I think that the first song I used the faceless test on in its earliest stage of chart domination was “Umbrella.” I hated Rihanna prior to its release to be honest, and it wasn’t that she got caught in my anti-pop phase but more that her songs just didn’t do anything outside of annoy me. “Pon De Replay” was horrid, “S. O. S.” was elevated by a perfectly used Soft Cell sample but still grated my nerves, and her other early singles were forgettable at best. So when I heard the rumblings about a new Rihanna single, and one that was actually good this time, I kind of rolled my eyes. I mean, people were salivating over “S.O.S.” too and that hadn’t done anything to change my tune about her. So I heard “Umbrella” and while it certainly didn’t grate at me the way that her other singles did it wasn’t the sort of OMG AWESOME thing that so many were making it out to be. Then I listened to it with a bit more tabula rasa in mind and it all clicked. I can’t explain how the simple act of imagining I had no preconceived notions about it resulted in “Umbrella” becoming one of my favorite pop singles of the decade.

I think a lot of the credit here has to go to the secret heroes of late 00s pop, writer/producer Terius Nash (aka The-Dream) and producer Tricky Stewart. Part of removing my preconceptions about “Umbrella” was ignoring the part Rihanna herself played in it, and in doing that, the production started to really grab me in a way that it hadn’t previously. The synth buildup into the chorus is a real thing of beauty, just a simple five chord ascending pattern but rendered with such a thick tone and slightly off-beat pattern by Stewart it sounds like the most majestic build up in recorded history. No other moment really matches that, but throughout the track Stewart and Nash make great use out of what turns out to be a very limited arsenal of instruments - as someone on RYM pointed out, it’s just a girl singing over a drum machine and some synths, making it closer to post-punk than to R ‘n’ B in the abstract.

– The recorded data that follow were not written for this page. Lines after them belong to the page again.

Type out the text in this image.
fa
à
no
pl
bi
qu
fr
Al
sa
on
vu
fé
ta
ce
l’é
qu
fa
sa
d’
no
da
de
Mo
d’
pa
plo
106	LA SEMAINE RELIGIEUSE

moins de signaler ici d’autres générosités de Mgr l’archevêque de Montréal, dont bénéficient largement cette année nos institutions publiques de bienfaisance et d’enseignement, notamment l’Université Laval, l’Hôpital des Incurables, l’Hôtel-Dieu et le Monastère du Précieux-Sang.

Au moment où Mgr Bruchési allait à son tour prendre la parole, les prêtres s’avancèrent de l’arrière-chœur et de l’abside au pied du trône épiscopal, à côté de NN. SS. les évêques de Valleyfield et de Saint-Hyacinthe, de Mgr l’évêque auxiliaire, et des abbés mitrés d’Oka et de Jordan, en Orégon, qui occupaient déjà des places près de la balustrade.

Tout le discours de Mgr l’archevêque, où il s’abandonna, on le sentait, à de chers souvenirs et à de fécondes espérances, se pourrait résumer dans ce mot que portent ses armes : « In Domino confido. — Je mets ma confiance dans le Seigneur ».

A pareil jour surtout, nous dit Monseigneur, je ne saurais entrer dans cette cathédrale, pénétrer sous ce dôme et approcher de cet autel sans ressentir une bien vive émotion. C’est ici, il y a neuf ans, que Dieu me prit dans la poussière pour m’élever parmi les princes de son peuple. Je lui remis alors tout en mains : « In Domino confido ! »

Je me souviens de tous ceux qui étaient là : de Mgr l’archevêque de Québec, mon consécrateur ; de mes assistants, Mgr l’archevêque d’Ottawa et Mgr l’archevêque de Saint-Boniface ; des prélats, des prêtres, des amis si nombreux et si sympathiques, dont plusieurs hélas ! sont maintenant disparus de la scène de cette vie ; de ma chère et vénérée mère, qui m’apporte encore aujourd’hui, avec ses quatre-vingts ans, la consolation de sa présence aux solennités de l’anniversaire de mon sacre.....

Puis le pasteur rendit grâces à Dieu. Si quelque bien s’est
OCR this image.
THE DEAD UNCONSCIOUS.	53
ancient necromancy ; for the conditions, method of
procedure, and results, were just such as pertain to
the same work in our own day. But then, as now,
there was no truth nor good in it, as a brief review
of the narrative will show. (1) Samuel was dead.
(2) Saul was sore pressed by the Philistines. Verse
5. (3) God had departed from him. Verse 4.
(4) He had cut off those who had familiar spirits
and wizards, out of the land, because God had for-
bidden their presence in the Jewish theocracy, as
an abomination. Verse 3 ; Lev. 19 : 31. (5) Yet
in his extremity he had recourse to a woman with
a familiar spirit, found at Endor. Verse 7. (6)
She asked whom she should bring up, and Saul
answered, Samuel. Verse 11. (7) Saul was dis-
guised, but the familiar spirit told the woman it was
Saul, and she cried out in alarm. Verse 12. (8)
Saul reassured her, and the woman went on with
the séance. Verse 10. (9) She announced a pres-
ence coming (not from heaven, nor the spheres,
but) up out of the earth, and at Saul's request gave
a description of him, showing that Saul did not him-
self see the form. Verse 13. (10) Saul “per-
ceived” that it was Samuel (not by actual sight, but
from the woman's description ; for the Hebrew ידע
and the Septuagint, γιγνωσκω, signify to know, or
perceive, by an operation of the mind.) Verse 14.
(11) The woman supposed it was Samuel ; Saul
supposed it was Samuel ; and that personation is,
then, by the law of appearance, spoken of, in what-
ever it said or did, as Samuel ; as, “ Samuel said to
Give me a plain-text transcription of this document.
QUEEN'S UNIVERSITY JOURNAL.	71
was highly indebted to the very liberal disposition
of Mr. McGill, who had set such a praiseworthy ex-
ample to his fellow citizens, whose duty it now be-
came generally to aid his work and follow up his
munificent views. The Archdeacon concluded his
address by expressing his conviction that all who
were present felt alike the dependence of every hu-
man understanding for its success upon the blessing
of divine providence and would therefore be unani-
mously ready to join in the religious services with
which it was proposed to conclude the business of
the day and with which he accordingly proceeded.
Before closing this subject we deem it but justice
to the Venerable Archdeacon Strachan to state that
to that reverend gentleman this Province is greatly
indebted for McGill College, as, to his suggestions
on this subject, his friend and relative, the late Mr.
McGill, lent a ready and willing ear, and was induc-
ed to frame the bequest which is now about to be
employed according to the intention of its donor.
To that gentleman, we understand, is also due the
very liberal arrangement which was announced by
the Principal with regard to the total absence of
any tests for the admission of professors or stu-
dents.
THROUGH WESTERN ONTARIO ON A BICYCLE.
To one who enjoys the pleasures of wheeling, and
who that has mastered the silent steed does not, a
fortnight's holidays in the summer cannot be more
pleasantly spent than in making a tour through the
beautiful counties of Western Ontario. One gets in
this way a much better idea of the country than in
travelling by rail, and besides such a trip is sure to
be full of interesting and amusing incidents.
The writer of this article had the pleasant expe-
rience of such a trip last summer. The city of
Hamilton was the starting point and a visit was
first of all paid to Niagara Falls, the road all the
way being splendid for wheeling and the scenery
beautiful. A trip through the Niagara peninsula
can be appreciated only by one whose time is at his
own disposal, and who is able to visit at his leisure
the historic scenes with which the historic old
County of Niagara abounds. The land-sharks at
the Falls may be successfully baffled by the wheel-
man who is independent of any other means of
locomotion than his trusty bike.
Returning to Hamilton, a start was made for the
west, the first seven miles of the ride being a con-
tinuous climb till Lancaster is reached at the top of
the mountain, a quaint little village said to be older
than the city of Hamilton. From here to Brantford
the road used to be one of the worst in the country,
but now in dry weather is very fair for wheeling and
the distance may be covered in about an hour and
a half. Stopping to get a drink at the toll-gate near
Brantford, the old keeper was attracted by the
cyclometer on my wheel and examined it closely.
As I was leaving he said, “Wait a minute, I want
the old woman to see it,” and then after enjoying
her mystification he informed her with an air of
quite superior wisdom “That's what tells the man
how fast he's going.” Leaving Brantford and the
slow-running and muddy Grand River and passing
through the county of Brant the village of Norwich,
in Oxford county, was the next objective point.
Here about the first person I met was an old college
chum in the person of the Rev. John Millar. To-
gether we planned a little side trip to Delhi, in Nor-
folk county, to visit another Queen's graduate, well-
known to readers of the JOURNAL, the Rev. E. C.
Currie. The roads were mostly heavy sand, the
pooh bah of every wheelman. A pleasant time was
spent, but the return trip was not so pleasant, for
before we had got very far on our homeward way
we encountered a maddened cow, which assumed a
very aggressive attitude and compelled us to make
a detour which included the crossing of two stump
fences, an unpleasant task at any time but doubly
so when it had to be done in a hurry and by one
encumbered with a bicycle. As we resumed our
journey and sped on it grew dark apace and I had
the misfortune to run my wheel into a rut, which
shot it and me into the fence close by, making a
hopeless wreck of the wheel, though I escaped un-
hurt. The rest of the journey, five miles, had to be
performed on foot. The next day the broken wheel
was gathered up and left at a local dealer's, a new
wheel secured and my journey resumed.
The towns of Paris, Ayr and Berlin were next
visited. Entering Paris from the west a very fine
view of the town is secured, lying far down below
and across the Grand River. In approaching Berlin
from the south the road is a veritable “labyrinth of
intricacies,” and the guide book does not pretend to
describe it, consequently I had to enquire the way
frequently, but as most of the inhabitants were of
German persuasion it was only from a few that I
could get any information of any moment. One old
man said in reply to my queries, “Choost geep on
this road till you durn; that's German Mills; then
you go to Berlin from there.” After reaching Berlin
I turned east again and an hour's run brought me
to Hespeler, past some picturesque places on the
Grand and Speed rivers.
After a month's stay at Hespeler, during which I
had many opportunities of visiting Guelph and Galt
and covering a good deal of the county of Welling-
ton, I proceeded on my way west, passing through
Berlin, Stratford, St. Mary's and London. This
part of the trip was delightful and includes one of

That still leaves Rihanna though, the one element that was somewhat of a hindrance to my giving in and loving this track. Let’s just say that her voice is a very…distinctive element that is largely responsible for my initial abhorrence of her work. Something about the Barbadian accent made it hard for me to enjoy her stuff before, and while nothing much has changed in that department for “Umbrella,” her voice just seems to work better here than it has before. It could just be that, like fellow 00s R ‘n’ B royalty Ciara, her voice needs the right sort of environment in order to flourish and the Nash/Stewart team found it here. Given that most of her subsequent singles that I’ve enjoyed – namely the hypnotic, MJ-sampling “Don’t Stop the Music” and “Disturbia” – have more than a little in common production-wise with “Umbrella” that would seem to be the case, but I think it goes beyond that. I mean, no level of production greatness should be able to salvage that post chorus vocalizing, yet it fucking works in a way that it shouldn’t. I’m starting to think that “Umbrealla” was just the perfect storm wherein something mediocre could thrive and evolve into a 4-minute slab of catchy, engulfing greatness. Sometimes things just work like that in pop music, and nothing can really explain them.

I should also say that if Jay-Z had left this track the fuck alone it would have been quite a bit further up this list.